El violento ataque del PKK a un puesto de vigilancia de la Gendarmería turca en la frontera iraquí ha abierto la puerta a la continuación de las operaciones militares del Ejército otomano en Iraq contra las bases del grupo armado kurdo. Según informó ayer el Estado Mayor de las Fuerzas Armadas Turcas, militantes del Partido de los Trabajadores del Kurdistán (PKK) atacaron ayer desde territorio iraquí a una división de la Gendarmería (cuerpo de policía rural) causando la muerte de 15 soldados. Veintitrés miembros del PKK, grupo considerado terrorista por Estados Unidos, la Unión Europea y Turquía, murieron durante el combate.
«El momento en que se ha producido el ataque es muy significativo», afirmó el portavoz del Gobierno turco, Cemil Çiçek, quien recordó que el próximo miércoles el Parlamento se reunirá para discutir la ampliación por un año más del permiso otorgado al Ejército en octubre de 2007 para realizar operaciones militares transfronterizas contra bases del PKK en Iraq.

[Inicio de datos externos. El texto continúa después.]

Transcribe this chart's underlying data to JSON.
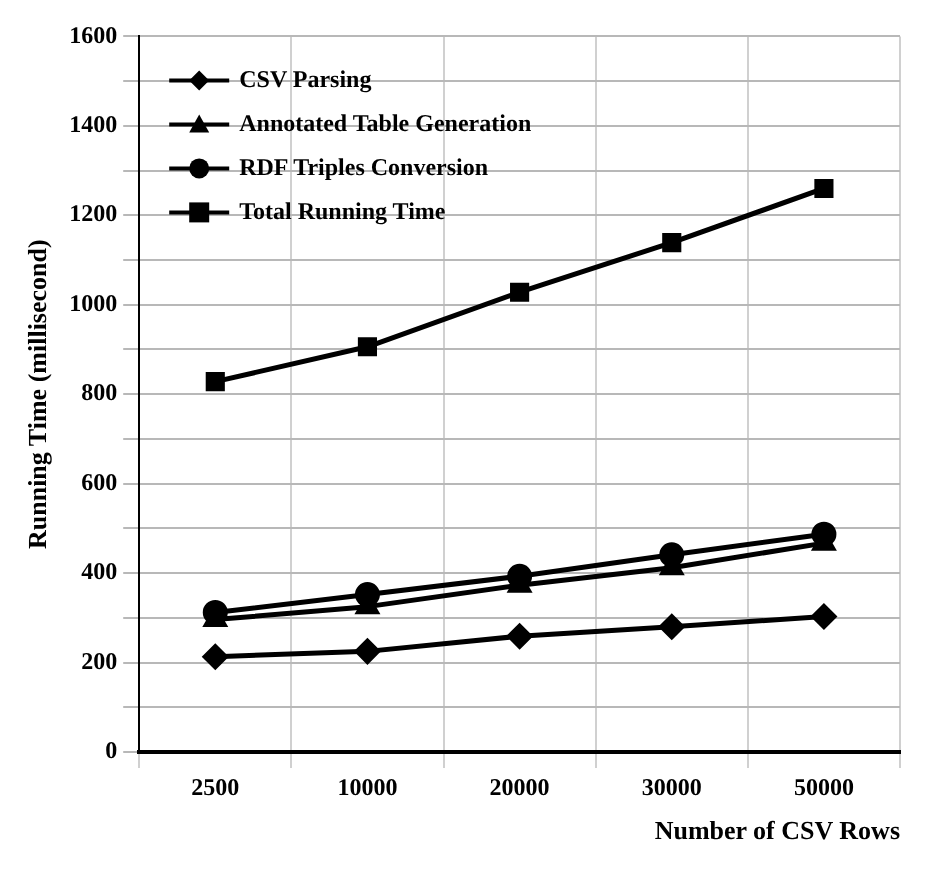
{
  "chart_data": {
    "type": "line",
    "ylabel": "Running Time (millisecond)",
    "xlabel": "Number of CSV Rows",
    "categories": [
      "2500",
      "10000",
      "20000",
      "30000",
      "50000"
    ],
    "series": [
      {
        "name": "CSV Parsing",
        "color": "#000000",
        "marker": "diamond",
        "values": [
          213,
          225,
          259,
          280,
          303
        ]
      },
      {
        "name": "Annotated Table Generation",
        "color": "#000000",
        "marker": "triangle",
        "values": [
          296,
          325,
          373,
          412,
          467
        ]
      },
      {
        "name": "RDF Triples Conversion",
        "color": "#000000",
        "marker": "circle",
        "values": [
          312,
          352,
          393,
          441,
          487
        ]
      },
      {
        "name": "Total Running Time",
        "color": "#000000",
        "marker": "square",
        "values": [
          828,
          906,
          1028,
          1139,
          1260
        ]
      }
    ],
    "ylim": [
      0,
      1600
    ],
    "yticks": [
      0,
      {
        "value": 100,
        "label": null
      },
      200,
      {
        "value": 300,
        "label": null
      },
      400,
      {
        "value": 500,
        "label": null
      },
      600,
      {
        "value": 700,
        "label": null
      },
      800,
      {
        "value": 900,
        "label": null
      },
      1000,
      {
        "value": 1100,
        "label": null
      },
      1200,
      {
        "value": 1300,
        "label": null
      },
      1400,
      {
        "value": 1500,
        "label": null
      },
      1600
    ],
    "grid": true,
    "legend": "top left",
    "line_style": "solid"
  }
}
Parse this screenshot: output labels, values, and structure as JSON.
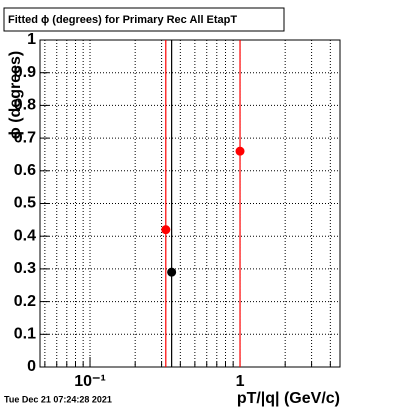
{
  "chart_data": {
    "type": "scatter",
    "title": "Fitted ϕ (degrees) for Primary Rec All EtapT",
    "x_label": "pT/|q| (GeV/c)",
    "y_label": "ϕ (degrees)",
    "timestamp": "Tue Dec 21 07:24:28 2021",
    "log_x": true,
    "grid": true,
    "xlim": [
      0.0464,
      4.64
    ],
    "ylim": [
      0,
      1
    ],
    "xticks": [
      {
        "value": 0.1,
        "label": "10⁻¹"
      },
      1
    ],
    "xminorticks": [
      0.05,
      0.06,
      0.07,
      0.08,
      0.09,
      0.2,
      0.3,
      0.4,
      0.5,
      0.6,
      0.7,
      0.8,
      0.9,
      2,
      3,
      4
    ],
    "yticks": [
      0,
      0.1,
      0.2,
      0.3,
      0.4,
      0.5,
      0.6,
      0.7,
      0.8,
      0.9,
      1
    ],
    "series": [
      {
        "color": "#ff0000",
        "x": [
          0.32,
          1.0
        ],
        "values": [
          0.42,
          0.66
        ]
      },
      {
        "color": "#000000",
        "x": [
          0.35
        ],
        "values": [
          0.29
        ]
      }
    ]
  }
}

El presidente de Turquía, Abdullah Gül, que canceló un viaje oficial a Francia previsto para los próximos días y se reunió con la cúpula militar, dejó claro que la lucha contra la facción kurda «continuará en todas sus dimensiones, sin importar cuál sea el coste». «Especialmente con las operaciones transfronterizas del último año, las Fuerzas Armadas han conseguido desmoralizar y reducir el poder de la organización terrorista», explicó Gül.
El puesto de vigilancia atacado está situado en Aktütün, una zona del distrito de Semdinli, en el extremo sureste del país, de gran importancia estratégica ya que se encuentra a escasamente cuatro kilómetros de la frontera iraquí y a unos 40 de Irán. Desde 1992, el puesto ha sido un objetivo del PKK, que lo ha atacado en cuatro ocasiones, causando 43 bajas al Ejército turco. El último asalto se produjo en mayo de este año y causó la muerte a seis soldados otomanos, por lo que las autoridades militares tomaron la decisión de reforzar su seguridad.